Hallo,
Mal angenommen, A hat genug davon, Woche ein, Woche aus die
Straßen zu kehren. Gründe uA: Wozu? Was hat A davon? Warum
machts die Stadt nicht selber wenn sie es so unbedingt will?
Die Straßen werden z.B. von den Mitarbeitern der Stadtverwaltung gereinigt (z.B. mit Kehrmaschinen).
Die Gehsteigreinigung hat die Stadtverwaltung eben meistens den Anliegern überlassen (weil die Stadtverwaltung nicht alles machen kann).
Die Anlieger geben diese Verpflichtung dann meistens an ihre Mieter weiter.
Wie kann A sich von dieser Pflicht befreien?
Gar nicht, außer man ist alt und gebrechlich und hat nen kulanten Vermieter oder Nachbarn die das mit erledigen.
Oder hat A ein
Recht, dagegen zu Klagen? Wenn ja mit welchen erfolgschancen?

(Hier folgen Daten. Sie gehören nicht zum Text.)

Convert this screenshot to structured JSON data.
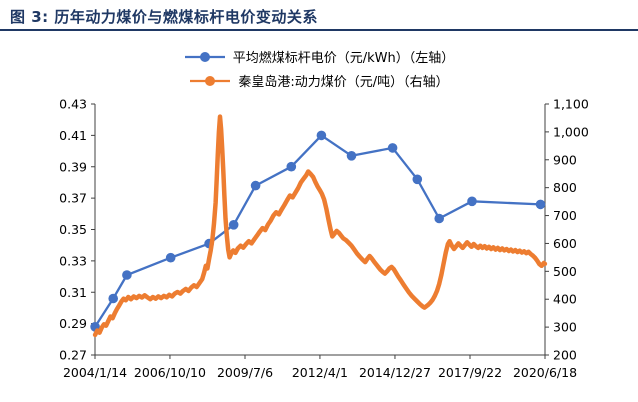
{
  "title": "图 3: 历年动力煤价与燃煤标杆电价变动关系",
  "theme": {
    "title_color": "#1F3864",
    "divider_color": "#1F3864",
    "axis_color": "#404040",
    "tick_label_color": "#000000",
    "background": "#ffffff"
  },
  "legend": [
    {
      "label": "平均燃煤标杆电价（元/kWh）（左轴）",
      "color": "#4472C4"
    },
    {
      "label": "秦皇岛港:动力煤价（元/吨）（右轴）",
      "color": "#ED7D31"
    }
  ],
  "chart_data": {
    "type": "line",
    "title": "历年动力煤价与燃煤标杆电价变动关系",
    "grid": false,
    "legend_position": "top",
    "x_range": [
      2004.036,
      2020.463
    ],
    "x_ticks": [
      {
        "value": 2004.036,
        "label": "2004/1/14"
      },
      {
        "value": 2006.772,
        "label": "2006/10/10"
      },
      {
        "value": 2009.512,
        "label": "2009/7/6"
      },
      {
        "value": 2012.247,
        "label": "2012/4/1"
      },
      {
        "value": 2014.986,
        "label": "2014/12/27"
      },
      {
        "value": 2017.725,
        "label": "2017/9/22"
      },
      {
        "value": 2020.463,
        "label": "2020/6/18"
      }
    ],
    "left_axis": {
      "min": 0.27,
      "max": 0.43,
      "ticks": [
        {
          "value": 0.27,
          "label": "0.27"
        },
        {
          "value": 0.29,
          "label": "0.29"
        },
        {
          "value": 0.31,
          "label": "0.31"
        },
        {
          "value": 0.33,
          "label": "0.33"
        },
        {
          "value": 0.35,
          "label": "0.35"
        },
        {
          "value": 0.37,
          "label": "0.37"
        },
        {
          "value": 0.39,
          "label": "0.39"
        },
        {
          "value": 0.41,
          "label": "0.41"
        },
        {
          "value": 0.43,
          "label": "0.43"
        }
      ]
    },
    "right_axis": {
      "min": 200,
      "max": 1100,
      "ticks": [
        {
          "value": 200,
          "label": "200"
        },
        {
          "value": 300,
          "label": "300"
        },
        {
          "value": 400,
          "label": "400"
        },
        {
          "value": 500,
          "label": "500"
        },
        {
          "value": 600,
          "label": "600"
        },
        {
          "value": 700,
          "label": "700"
        },
        {
          "value": 800,
          "label": "800"
        },
        {
          "value": 900,
          "label": "900"
        },
        {
          "value": 1000,
          "label": "1,000"
        },
        {
          "value": 1100,
          "label": "1,100"
        }
      ]
    },
    "series": [
      {
        "id": "electricity-price",
        "name": "平均燃煤标杆电价（元/kWh）（左轴）",
        "axis": "left",
        "color": "#4472C4",
        "marker": true,
        "line_width": 2.3,
        "points": [
          [
            2004.04,
            0.288
          ],
          [
            2004.7,
            0.306
          ],
          [
            2005.2,
            0.321
          ],
          [
            2006.8,
            0.332
          ],
          [
            2008.2,
            0.341
          ],
          [
            2009.1,
            0.353
          ],
          [
            2009.9,
            0.378
          ],
          [
            2011.2,
            0.39
          ],
          [
            2012.3,
            0.41
          ],
          [
            2013.4,
            0.397
          ],
          [
            2014.9,
            0.402
          ],
          [
            2015.8,
            0.382
          ],
          [
            2016.6,
            0.357
          ],
          [
            2017.8,
            0.368
          ],
          [
            2020.3,
            0.366
          ]
        ]
      },
      {
        "id": "coal-price",
        "name": "秦皇岛港:动力煤价（元/吨）（右轴）",
        "axis": "right",
        "color": "#ED7D31",
        "marker": false,
        "line_width": 4.5,
        "points": [
          [
            2004.04,
            272
          ],
          [
            2004.12,
            288
          ],
          [
            2004.2,
            280
          ],
          [
            2004.28,
            298
          ],
          [
            2004.36,
            310
          ],
          [
            2004.44,
            305
          ],
          [
            2004.52,
            322
          ],
          [
            2004.6,
            338
          ],
          [
            2004.68,
            332
          ],
          [
            2004.76,
            350
          ],
          [
            2004.84,
            365
          ],
          [
            2004.92,
            378
          ],
          [
            2005.0,
            392
          ],
          [
            2005.08,
            402
          ],
          [
            2005.16,
            396
          ],
          [
            2005.25,
            408
          ],
          [
            2005.35,
            400
          ],
          [
            2005.45,
            410
          ],
          [
            2005.55,
            404
          ],
          [
            2005.65,
            412
          ],
          [
            2005.75,
            406
          ],
          [
            2005.85,
            414
          ],
          [
            2005.95,
            407
          ],
          [
            2006.05,
            400
          ],
          [
            2006.15,
            408
          ],
          [
            2006.25,
            402
          ],
          [
            2006.35,
            410
          ],
          [
            2006.45,
            404
          ],
          [
            2006.55,
            412
          ],
          [
            2006.65,
            407
          ],
          [
            2006.75,
            416
          ],
          [
            2006.85,
            410
          ],
          [
            2006.95,
            420
          ],
          [
            2007.05,
            426
          ],
          [
            2007.15,
            420
          ],
          [
            2007.25,
            430
          ],
          [
            2007.35,
            437
          ],
          [
            2007.45,
            430
          ],
          [
            2007.55,
            442
          ],
          [
            2007.65,
            450
          ],
          [
            2007.75,
            444
          ],
          [
            2007.85,
            458
          ],
          [
            2007.95,
            472
          ],
          [
            2008.02,
            495
          ],
          [
            2008.08,
            520
          ],
          [
            2008.14,
            510
          ],
          [
            2008.2,
            545
          ],
          [
            2008.26,
            575
          ],
          [
            2008.32,
            615
          ],
          [
            2008.38,
            672
          ],
          [
            2008.44,
            745
          ],
          [
            2008.48,
            830
          ],
          [
            2008.52,
            920
          ],
          [
            2008.56,
            1000
          ],
          [
            2008.6,
            1055
          ],
          [
            2008.64,
            1010
          ],
          [
            2008.68,
            940
          ],
          [
            2008.72,
            860
          ],
          [
            2008.76,
            770
          ],
          [
            2008.8,
            690
          ],
          [
            2008.85,
            625
          ],
          [
            2008.9,
            578
          ],
          [
            2008.95,
            550
          ],
          [
            2009.0,
            562
          ],
          [
            2009.08,
            575
          ],
          [
            2009.16,
            566
          ],
          [
            2009.25,
            582
          ],
          [
            2009.35,
            592
          ],
          [
            2009.45,
            585
          ],
          [
            2009.55,
            598
          ],
          [
            2009.65,
            608
          ],
          [
            2009.75,
            600
          ],
          [
            2009.85,
            615
          ],
          [
            2009.95,
            628
          ],
          [
            2010.05,
            642
          ],
          [
            2010.15,
            655
          ],
          [
            2010.25,
            648
          ],
          [
            2010.35,
            668
          ],
          [
            2010.45,
            682
          ],
          [
            2010.55,
            700
          ],
          [
            2010.65,
            712
          ],
          [
            2010.75,
            704
          ],
          [
            2010.85,
            722
          ],
          [
            2010.95,
            738
          ],
          [
            2011.05,
            755
          ],
          [
            2011.15,
            772
          ],
          [
            2011.25,
            765
          ],
          [
            2011.35,
            782
          ],
          [
            2011.45,
            798
          ],
          [
            2011.55,
            818
          ],
          [
            2011.65,
            832
          ],
          [
            2011.75,
            845
          ],
          [
            2011.82,
            858
          ],
          [
            2011.9,
            850
          ],
          [
            2012.0,
            838
          ],
          [
            2012.08,
            820
          ],
          [
            2012.16,
            805
          ],
          [
            2012.24,
            792
          ],
          [
            2012.32,
            778
          ],
          [
            2012.4,
            758
          ],
          [
            2012.48,
            725
          ],
          [
            2012.56,
            685
          ],
          [
            2012.64,
            648
          ],
          [
            2012.7,
            625
          ],
          [
            2012.78,
            635
          ],
          [
            2012.86,
            645
          ],
          [
            2012.94,
            638
          ],
          [
            2013.02,
            628
          ],
          [
            2013.1,
            618
          ],
          [
            2013.2,
            612
          ],
          [
            2013.3,
            602
          ],
          [
            2013.4,
            592
          ],
          [
            2013.5,
            578
          ],
          [
            2013.6,
            564
          ],
          [
            2013.7,
            553
          ],
          [
            2013.8,
            542
          ],
          [
            2013.9,
            533
          ],
          [
            2013.98,
            545
          ],
          [
            2014.06,
            555
          ],
          [
            2014.14,
            546
          ],
          [
            2014.22,
            535
          ],
          [
            2014.3,
            525
          ],
          [
            2014.38,
            515
          ],
          [
            2014.46,
            505
          ],
          [
            2014.54,
            498
          ],
          [
            2014.62,
            492
          ],
          [
            2014.7,
            500
          ],
          [
            2014.78,
            510
          ],
          [
            2014.86,
            516
          ],
          [
            2014.94,
            508
          ],
          [
            2015.02,
            495
          ],
          [
            2015.1,
            482
          ],
          [
            2015.2,
            468
          ],
          [
            2015.3,
            452
          ],
          [
            2015.4,
            438
          ],
          [
            2015.5,
            424
          ],
          [
            2015.6,
            412
          ],
          [
            2015.7,
            402
          ],
          [
            2015.8,
            392
          ],
          [
            2015.9,
            382
          ],
          [
            2016.0,
            374
          ],
          [
            2016.06,
            370
          ],
          [
            2016.12,
            374
          ],
          [
            2016.2,
            380
          ],
          [
            2016.28,
            388
          ],
          [
            2016.36,
            398
          ],
          [
            2016.44,
            412
          ],
          [
            2016.52,
            430
          ],
          [
            2016.6,
            455
          ],
          [
            2016.68,
            488
          ],
          [
            2016.76,
            528
          ],
          [
            2016.84,
            568
          ],
          [
            2016.92,
            598
          ],
          [
            2016.98,
            608
          ],
          [
            2017.06,
            592
          ],
          [
            2017.14,
            580
          ],
          [
            2017.22,
            590
          ],
          [
            2017.3,
            600
          ],
          [
            2017.38,
            592
          ],
          [
            2017.46,
            584
          ],
          [
            2017.54,
            594
          ],
          [
            2017.62,
            604
          ],
          [
            2017.7,
            596
          ],
          [
            2017.78,
            588
          ],
          [
            2017.86,
            598
          ],
          [
            2017.94,
            590
          ],
          [
            2018.02,
            584
          ],
          [
            2018.1,
            592
          ],
          [
            2018.18,
            584
          ],
          [
            2018.26,
            590
          ],
          [
            2018.34,
            582
          ],
          [
            2018.42,
            588
          ],
          [
            2018.5,
            580
          ],
          [
            2018.58,
            586
          ],
          [
            2018.66,
            578
          ],
          [
            2018.74,
            584
          ],
          [
            2018.82,
            576
          ],
          [
            2018.9,
            582
          ],
          [
            2018.98,
            575
          ],
          [
            2019.06,
            580
          ],
          [
            2019.14,
            573
          ],
          [
            2019.22,
            578
          ],
          [
            2019.3,
            571
          ],
          [
            2019.38,
            576
          ],
          [
            2019.46,
            569
          ],
          [
            2019.54,
            574
          ],
          [
            2019.62,
            567
          ],
          [
            2019.7,
            572
          ],
          [
            2019.78,
            565
          ],
          [
            2019.86,
            570
          ],
          [
            2019.94,
            562
          ],
          [
            2020.02,
            556
          ],
          [
            2020.1,
            548
          ],
          [
            2020.18,
            538
          ],
          [
            2020.26,
            526
          ],
          [
            2020.34,
            520
          ],
          [
            2020.42,
            530
          ],
          [
            2020.46,
            527
          ]
        ]
      }
    ]
  }
}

Recht zu klagen, hat man gegen alles. Erfolgchancen???-wenig bis keine würde ich schätzen
Warum muss es überhaupt getan werden?
Die Städte und Gemeinden haben Straßenreinigungsverordnungen erlassen.
Als Beispiel:
Das Stadtgebiet Nürnberg ist in zwei sogenannte Zwangsreinigungsgebiete aufgeteilt:
Im Zwangsreinigungsgebiet A übernehmen die Mitarbeiter des SÖR die Reinigung der Fahrbahnen, Gehwege und Plätze. Die Anlieger sind hier von ihrer Reinigungspflicht entbunden, müssen dafür aber Straßenreinigungsgebühren (für Gehweg- und Fahrbahnreinigung) entrichten.
Im Zwangseinigungsgebiet B reinigt SÖR die Fahrbahnen soweit dies mit Großkehrmaschinen möglich ist, nicht aber die Gehwege. Für die Sauberkeit der Gehwege sind hier – wie auch im restlichen Stadtgebiet - die Anlieger zuständig. Im Reinigungsgebiet B fallen für die Anlieger lediglich Gebühren für die Reinigung der Straße an.
Im Stadtgebiet außerhalb der beiden Reinigungsgebiete A und B sind die Anlieger selbst für die Reinigung der Fahrbahnen, Plätze und Gehwege verantwortlich.